09212018Headline:

Dans sa volonté d’amélioration continue de l’environnement des affaires, le gouvernement ivoirien a doté le pays d’un nouveau code des investissements.

Dans sa volonté d’amélioration continue de l’environnement des affaires, le gouvernement ivoirien a doté le pays d’un nouveau code des investissements. L’ordonnance portant code des investissements et son projet de loi de ratification, ainsi que son décret d’application, ont été adoptés en conseil des ministres du 1er août 2018.

Par conséquent, l’entrée en vigueur de ce nouveau texte qui fixe les conditions, les avantages et les règles générales applicables aux investissements directs nationaux et étrangers réalisés en Côte d’Ivoire, n’est plus qu’une question de jour ; le temps de sa publication au journal officiel de la République de Côte d’Ivoire.
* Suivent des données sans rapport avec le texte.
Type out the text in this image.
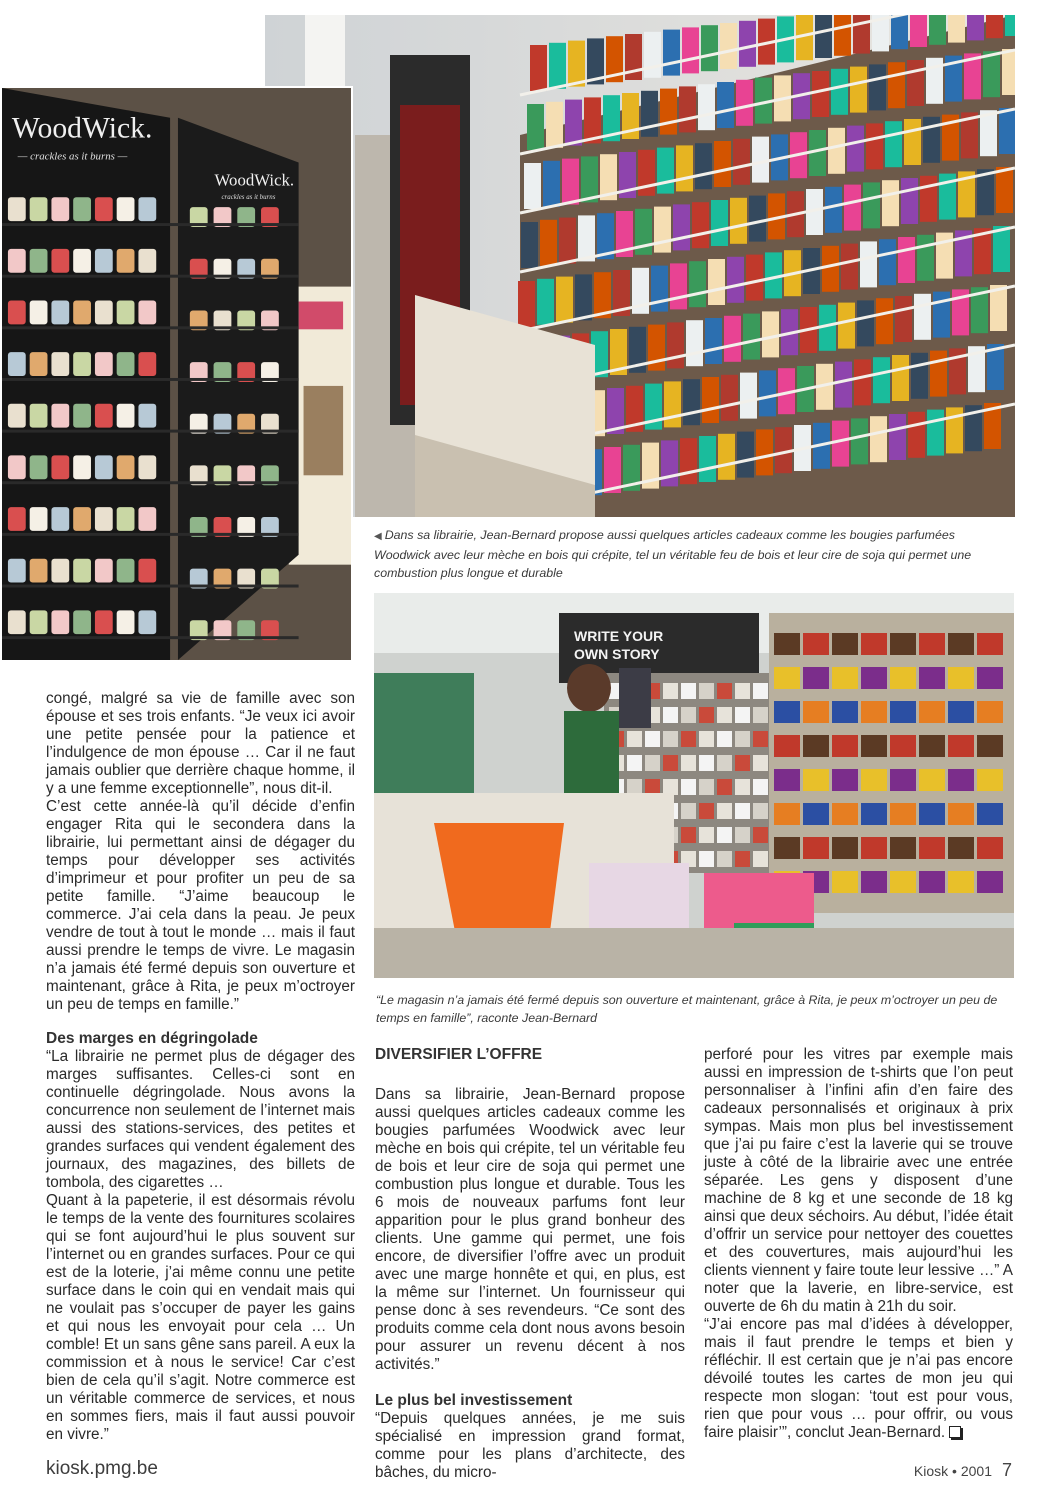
WoodWick.
— crackles as it burns —
WoodWick.
crackles as it burns
WRITE YOUR
OWN STORY
◀ Dans sa librairie, Jean-Bernard propose aussi quelques articles cadeaux comme les bougies parfumées Woodwick avec leur mèche en bois qui crépite, tel un véritable feu de bois et leur cire de soja qui permet une combustion plus longue et durable
“Le magasin n’a jamais été fermé depuis son ouverture et maintenant, grâce à Rita, je peux m’octroyer un peu de temps en famille”, raconte Jean-Bernard

congé, malgré sa vie de famille avec son épouse et ses trois enfants. “Je veux ici avoir une petite pensée pour la patience et l’indulgence de mon épouse … Car il ne faut jamais oublier que derrière chaque homme, il y a une femme exceptionnelle”, nous dit-il.

C’est cette année-là qu’il décide d’enfin engager Rita qui le secondera dans la librairie, lui permettant ainsi de dégager du temps pour développer ses activités d’imprimeur et pour profiter un peu de sa petite famille. “J’aime beaucoup le commerce. J’ai cela dans la peau. Je peux vendre de tout à tout le monde … mais il faut aussi prendre le temps de vivre. Le magasin n’a jamais été fermé depuis son ouverture et maintenant, grâce à Rita, je peux m’octroyer un peu de temps en famille.”

Des marges en dégringolade

“La librairie ne permet plus de dégager des marges suffisantes. Celles-ci sont en continuelle dégringolade. Nous avons la concurrence non seulement de l’internet mais aussi des stations-services, des petites et grandes surfaces qui vendent également des journaux, des magazines, des billets de tombola, des cigarettes …

Quant à la papeterie, il est désormais révolu le temps de la vente des fournitures scolaires qui se font aujourd’hui le plus souvent sur l’internet ou en grandes surfaces. Pour ce qui est de la loterie, j’ai même connu une petite surface dans le coin qui en vendait mais qui ne voulait pas s’occuper de payer les gains et qui nous les envoyait pour cela … Un comble! Et un sans gêne sans pareil. A eux la commission et à nous le service! Car c’est bien de cela qu’il s’agit. Notre commerce est un véritable commerce de services, et nous en sommes fiers, mais il faut aussi pouvoir en vivre.”

DIVERSIFIER L’OFFRE

Dans sa librairie, Jean-Bernard propose aussi quelques articles cadeaux comme les bougies parfumées Woodwick avec leur mèche en bois qui crépite, tel un véritable feu de bois et leur cire de soja qui permet une combustion plus longue et durable. Tous les 6 mois de nouveaux parfums font leur apparition pour le plus grand bonheur des clients. Une gamme qui permet, une fois encore, de diversifier l’offre avec un produit avec une marge honnête et qui, en plus, est la même sur l’internet. Un fournisseur qui pense donc à ses revendeurs. “Ce sont des produits comme cela dont nous avons besoin pour assurer un revenu décent à nos activités.”

Le plus bel investissement

“Depuis quelques années, je me suis spécialisé en impression grand format, comme pour les plans d’architecte, des bâches, du micro-

perforé pour les vitres par exemple mais aussi en impression de t-shirts que l’on peut personnaliser à l’infini afin d’en faire des cadeaux personnalisés et originaux à prix sympas. Mais mon plus bel investissement que j’ai pu faire c’est la laverie qui se trouve juste à côté de la librairie avec une entrée séparée. Les gens y disposent d’une machine de 8 kg et une seconde de 18 kg ainsi que deux séchoirs. Au début, l’idée était d’offrir un service pour nettoyer des couettes et des couvertures, mais aujourd’hui les clients viennent y faire toute leur lessive …” A noter que la laverie, en libre-service, est ouverte de 6h du matin à 21h du soir.

“J’ai encore pas mal d’idées à développer, mais il faut prendre le temps et bien y réfléchir. Il est certain que je n’ai pas encore dévoilé toutes les cartes de mon jeu qui respecte mon slogan: ‘tout est pour vous, rien que pour vous … pour offrir, ou vous faire plaisir’”, conclut Jean-Bernard.

kiosk.pmg.be	Kiosk • 2001 7
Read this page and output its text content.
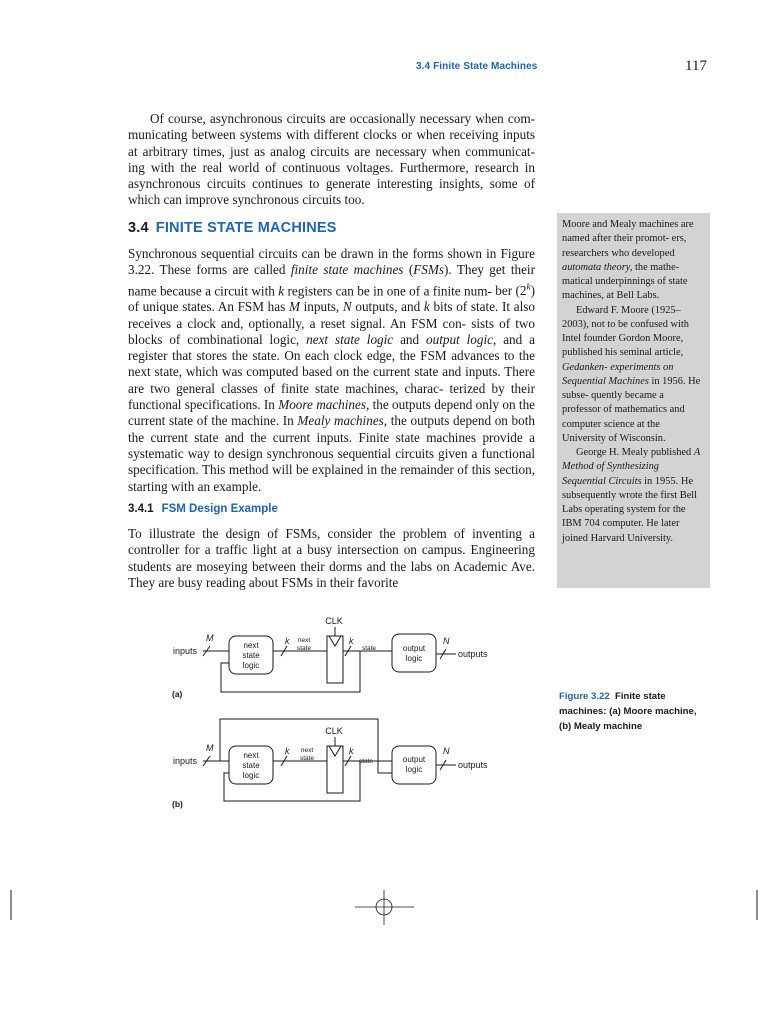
3.4 Finite State Machines	117
Of course, asynchronous circuits are occasionally necessary when com- municating between systems with different clocks or when receiving inputs at arbitrary times, just as analog circuits are necessary when communicat- ing with the real world of continuous voltages. Furthermore, research in asynchronous circuits continues to generate interesting insights, some of which can improve synchronous circuits too.
3.4 FINITE STATE MACHINES
Synchronous sequential circuits can be drawn in the forms shown in Figure 3.22. These forms are called finite state machines (FSMs). They get their name because a circuit with k registers can be in one of a finite num- ber (2$^k$) of unique states. An FSM has M inputs, N outputs, and k bits of state. It also receives a clock and, optionally, a reset signal. An FSM con- sists of two blocks of combinational logic, next state logic and output logic, and a register that stores the state. On each clock edge, the FSM advances to the next state, which was computed based on the current state and inputs. There are two general classes of finite state machines, charac- terized by their functional specifications. In Moore machines, the outputs depend only on the current state of the machine. In Mealy machines, the outputs depend on both the current state and the current inputs. Finite state machines provide a systematic way to design synchronous sequential circuits given a functional specification. This method will be explained in the remainder of this section, starting with an example.
3.4.1 FSM Design Example
To illustrate the design of FSMs, consider the problem of inventing a controller for a traffic light at a busy intersection on campus. Engineering students are moseying between their dorms and the labs on Academic Ave. They are busy reading about FSMs in their favorite

Moore and Mealy machines are named after their promot- ers, researchers who developed automata theory, the mathe- matical underpinnings of state machines, at Bell Labs.

Edward F. Moore (1925–2003), not to be confused with Intel founder Gordon Moore, published his seminal article, Gedanken- experiments on Sequential Machines in 1956. He subse- quently became a professor of mathematics and computer science at the University of Wisconsin.

George H. Mealy published A Method of Synthesizing Sequential Circuits in 1955. He subsequently wrote the first Bell Labs operating system for the IBM 704 computer. He later joined Harvard University.

Figure 3.22 Finite state
machines: (a) Moore machine,
(b) Mealy machine
CLK
inputs
M
next
state
logic
k next
state
k
state	output
logic
N
outputs
(a)
CLK
inputs
M
next
state
logic
k next
state
k
state	output
logic
N
outputs
(b)
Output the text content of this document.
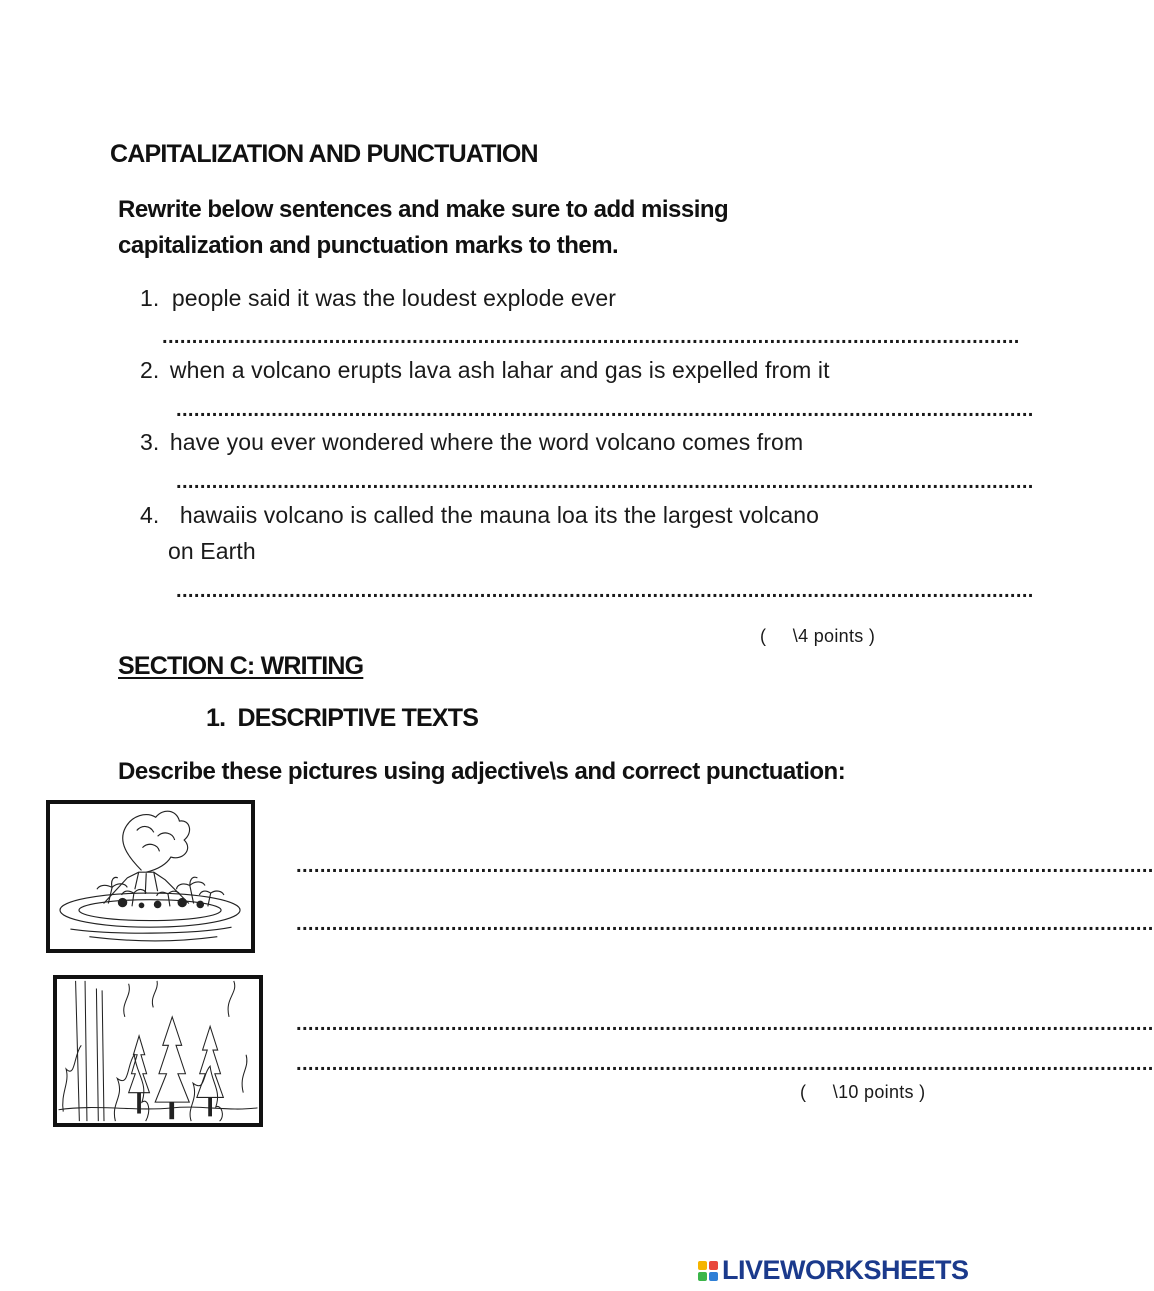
CAPITALIZATION AND PUNCTUATION
Rewrite below sentences and make sure to add missing
capitalization and punctuation marks to them.
1. people said it was the loudest explode ever
................................................................................................................................................
2. when a volcano erupts lava ash lahar and gas is expelled from it
................................................................................................................................................
3. have you ever wondered where the word volcano comes from
................................................................................................................................................
4. hawaiis volcano is called the mauna loa its the largest volcano
on Earth
................................................................................................................................................
(     \4 points )
SECTION C: WRITING
1.  DESCRIPTIVE TEXTS
Describe these pictures using adjective\s and correct punctuation:
................................................................................................................................................
................................................................................................................................................
................................................................................................................................................
................................................................................................................................................
(     \10 points )
LIVEWORKSHEETS
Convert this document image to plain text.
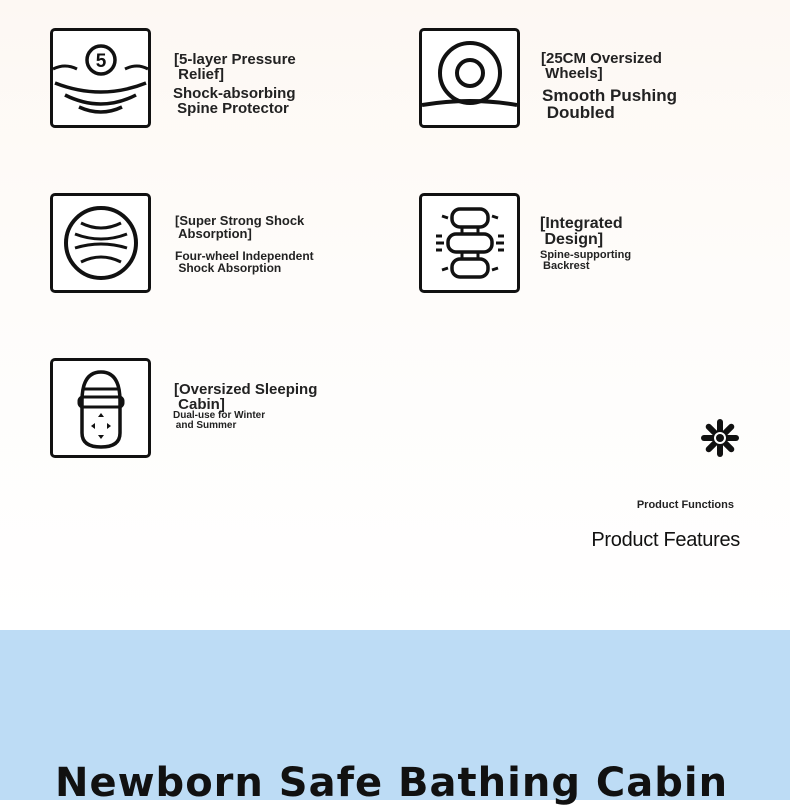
5	[5-layer Pressure
Relief]
Shock-absorbing
Spine Protector
[25CM Oversized
Wheels]
Smooth Pushing
Doubled
[Super Strong Shock
Absorption]
Four-wheel Independent
Shock Absorption
[Integrated
Design]
Spine-supporting
Backrest
[Oversized Sleeping
Cabin]
Dual-use for Winter
and Summer
Product Functions
Product Features
Newborn Safe Bathing Cabin
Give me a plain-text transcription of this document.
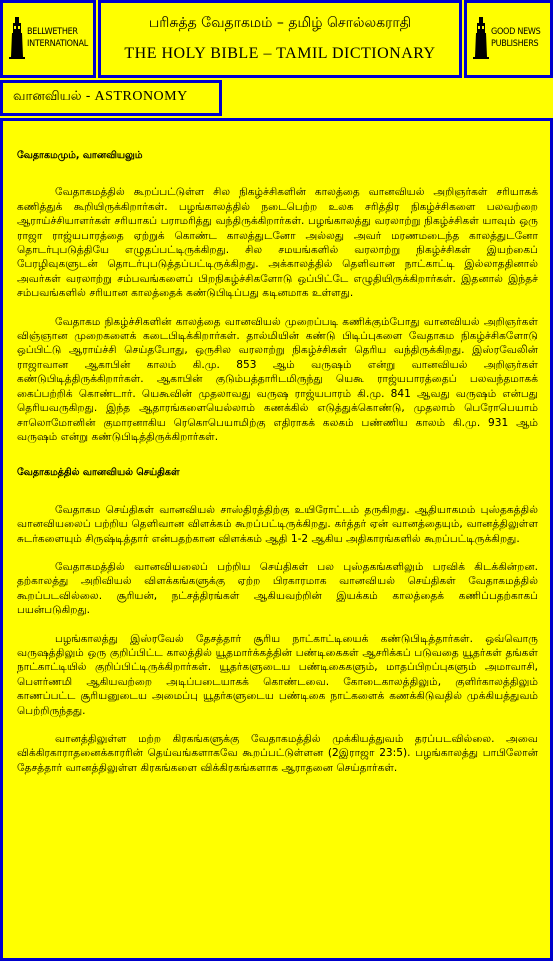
BELLWETHER
INTERNATIONAL
பரிசுத்த வேதாகமம் – தமிழ் சொல்லகராதி
THE HOLY BIBLE – TAMIL DICTIONARY
GOOD NEWS
PUBLISHERS
வானவியல் - ASTRONOMY
வேதாகமமும், வானவியலும்

வேதாகமத்தில் கூறப்பட்டுள்ள சில நிகழ்ச்சிகளின் காலத்தை வானவியல் அறிஞர்கள் சரியாகக் கணித்துக் கூறியிருக்கிறார்கள். பழங்காலத்தில் நடைபெற்ற உலக சரித்திர நிகழ்ச்சிகளை பலவற்றை ஆராய்ச்சியாளர்கள் சரியாகப் பராமரித்து வந்திருக்கிறார்கள். பழங்காலத்து வரலாற்று நிகழ்ச்சிகள் யாவும் ஒரு ராஜா ராஜ்யபாரத்தை ஏற்றுக் கொண்ட காலத்துடனோ அல்லது அவர் மரணமடைந்த காலத்துடனோ தொடர்புபடுத்தியே எழுதப்பட்டிருக்கிறது. சில சமயங்களில் வரலாற்று நிகழ்ச்சிகள் இயற்கைப் பேரழிவுகளுடன் தொடர்புபடுத்தப்பட்டிருக்கிறது. அக்காலத்தில் தெளிவான நாட்காட்டி இல்லாததினால் அவர்கள் வரலாற்று சம்பவங்களைப் பிறநிகழ்ச்சிகளோடு ஒப்பிட்டே எழுதியிருக்கிறார்கள். இதனால் இந்தச் சம்பவங்களில் சரியான காலத்தைக் கண்டுபிடிப்பது கடினமாக உள்ளது.

வேதாகம நிகழ்ச்சிகளின் காலத்தை வானவியல் முறைப்படி கணிக்கும்போது வானவியல் அறிஞர்கள் விஞ்ஞான முறைகளைக் கடைபிடிக்கிறார்கள். தால்மியின் கண்டு பிடிப்புகளை வேதாகம நிகழ்ச்சிகளோடு ஒப்பிட்டு ஆராய்ச்சி செய்தபோது, ஒருசில வரலாற்று நிகழ்ச்சிகள் தெரிய வந்திருக்கிறது. இஸ்ரவேலின் ராஜாவான ஆகாபின் காலம் கி.மு. 853 ஆம் வருஷம் என்று வானவியல் அறிஞர்கள் கண்டுபிடித்திருக்கிறார்கள். ஆகாபின் குடும்பத்தாரிடமிருந்து யெகூ ராஜ்யபாரத்தைப் பலவந்தமாகக் கைப்பற்றிக் கொண்டார். யெகூவின் முதலாவது வருஷ ராஜ்யபாரம் கி.மு. 841 ஆவது வருஷம் என்பது தெரியவருகிறது. இந்த ஆதாரங்களையெல்லாம் கணக்கில் எடுத்துக்கொண்டு, முதலாம் பெரோபெயாம் சாலொமோனின் குமாரனாகிய ரெகொபெயாமிற்கு எதிராகக் கலகம் பண்ணிய காலம் கி.மு. 931 ஆம் வருஷம் என்று கண்டுபிடித்திருக்கிறார்கள்.

வேதாகமத்தில் வானவியல் செய்திகள்

வேதாகம செய்திகள் வானவியல் சாஸ்திரத்திற்கு உயிரோட்டம் தருகிறது. ஆதியாகமம் புஸ்தகத்தில் வானவியலைப் பற்றிய தெளிவான விளக்கம் கூறப்பட்டிருக்கிறது. கர்த்தர் ஏன் வானத்தையும், வானத்திலுள்ள சுடர்களையும் சிருஷ்டித்தார் என்பதற்கான விளக்கம் ஆதி 1-2 ஆகிய அதிகாரங்களில் கூறப்பட்டிருக்கிறது.

வேதாகமத்தில் வானவியலைப் பற்றிய செய்திகள் பல புஸ்தகங்களிலும் பரவிக் கிடக்கின்றன. தற்காலத்து அறிவியல் விளக்கங்களுக்கு ஏற்ற பிரகாரமாக வானவியல் செய்திகள் வேதாகமத்தில் கூறப்படவில்லை. சூரியன், நட்சத்திரங்கள் ஆகியவற்றின் இயக்கம் காலத்தைக் கணிப்பதற்காகப் பயன்படுகிறது.

பழங்காலத்து இஸ்ரவேல் தேசத்தார் சூரிய நாட்காட்டியைக் கண்டுபிடித்தார்கள். ஒவ்வொரு வருஷத்திலும் ஒரு குறிப்பிட்ட காலத்தில் யூதமார்க்கத்தின் பண்டிகைகள் ஆசரிக்கப் படுவதை யூதர்கள் தங்கள் நாட்காட்டியில் குறிப்பிட்டிருக்கிறார்கள். யூதர்களுடைய பண்டிகைகளும், மாதப்பிறப்புகளும் அமாவாசி, பௌர்ணமி ஆகியவற்றை அடிப்படையாகக் கொண்டவை. கோடைகாலத்திலும், குளிர்காலத்திலும் காணப்பட்ட சூரியனுடைய அமைப்பு யூதர்களுடைய பண்டிகை நாட்களைக் கணக்கிடுவதில் முக்கியத்துவம் பெற்றிருந்தது.

வானத்திலுள்ள மற்ற கிரகங்களுக்கு வேதாகமத்தில் முக்கியத்துவம் தரப்படவில்லை. அவை விக்கிரகாராதனைக்காரரின் தெய்வங்களாகவே கூறப்பட்டுள்ளன (2இராஜா 23:5). பழங்காலத்து பாபிலோன் தேசத்தார் வானத்திலுள்ள கிரகங்களை விக்கிரகங்களாக ஆராதனை செய்தார்கள்.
Quand bien même le texte du nouveau code n’ait pas encore été rendu public, certaines indiscrétions informent qu’il contient des dispositions « très attractives » pour le secteur privé. L’une des grandes innovations que ce nouveau texte consacre, selon une source bien informée, c’est la définition de « secteurs d’activités prioritaires ». En effet, il s’agirait d’une disposition qui tient compte des priorités du Plan national de développement (Pnd) 2016-2020, appelé encore Pnd de l’émergence. Ces secteurs dits prioritaires concernent prioritairement, « l’agriculture » et « l’agro-industrie ». Nul n’ignore que le gouvernement a pour ambition de valoriser les produits agricoles à travers leur transformation sur place. Mais aussi et surtout, de créer un marché local « pour consommer ce que nous produisons et transformons ».

A relire: Investissements privés en Côte d’Ivoire : Tout sur les avantages fiscaux et douaniers accordés aux sociétés

L’investissement dans le secteur de la santé bénéficie également de dispositions particulières attrayantes dans ce nouveau document. L’idée étant d’adresser spécifiquement les secteurs sociaux de sorte à faire bénéficier aux populations ivoiriennes, des fruits de la croissance économique soutenue que connaît le pays depuis près de 5 ans. Le secteur des services, a-t-on appris, occupe aussi une place prépondérante dans la stratégie de développement de la Côte d’Ivoire. Une position que le nouveau code lui aurait également concédé.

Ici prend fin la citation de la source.